Cooling issues in the UPPMAX compute room closed
The storm that flew passed Uppsala around 15:00 managed to turn off the cooling pumps and we were forced to emergency shutoff the Rackham, Irma, Dis and Bianca As soon as we have received confirmation from the technicians from Akademiska Hus we will try to restore as many systems as possible, but since this occurred during a Friday afternoon we can not guarantee that all systems will be up before Monday.
Final ticket report
All systems are up and running after the Ångström wide cooling failure.
At around 15:05 our computer room lost cooling due to failure of the Ångström cooling curcuit. The cooling failed because the main pumps that circulate the cooling medium stopped because of the thunder storms.
The temperature then started to rise about 1°C per minute and the situation quickly became critical.
Here is a short outline of what happened:
- ~ 14:56 Storm hits Polacksbacken.
- 15:03 A short power outage is noticed by UPPMAX staff and equipment in the computer room.
- 15:08 Loss of cooling and sms notifications are sent out to sysadmins.
- 15:23 Service request to akademiska hus is submitted by UPPMAX.
- 15:26 Temperature becomes critical, emergency shutdown of all systems begin.
- 15:55 Technician tells UPPMAX that pumps are up and running again.
- 16:02 Temperature of the cooling medium drops quickly.
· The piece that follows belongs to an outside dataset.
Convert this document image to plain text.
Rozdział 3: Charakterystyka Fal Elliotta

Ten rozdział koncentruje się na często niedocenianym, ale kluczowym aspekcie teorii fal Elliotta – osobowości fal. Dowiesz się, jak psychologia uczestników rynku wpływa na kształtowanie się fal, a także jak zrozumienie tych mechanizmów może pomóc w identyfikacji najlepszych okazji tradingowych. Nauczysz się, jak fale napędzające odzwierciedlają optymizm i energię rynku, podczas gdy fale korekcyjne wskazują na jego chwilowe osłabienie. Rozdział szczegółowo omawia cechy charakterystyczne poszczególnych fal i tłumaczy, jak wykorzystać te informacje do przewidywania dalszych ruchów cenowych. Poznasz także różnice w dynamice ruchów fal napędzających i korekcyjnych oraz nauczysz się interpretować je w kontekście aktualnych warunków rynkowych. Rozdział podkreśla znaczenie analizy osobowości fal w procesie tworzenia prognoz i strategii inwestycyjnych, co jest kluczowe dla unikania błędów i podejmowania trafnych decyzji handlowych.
- 16:30 We decide to start putting systems back into production.
Update 2018-08-20 13:00
All systems online.
Update 2018-08-17 17:34
Rackham is now online.
Update 2018-08-17 16:34
The pumps have started and the temperature is back to normal. We have started the recovery process.
Update 2018-08-19 15:57
Bianca is now available again. We reopened irma for jobs friday night.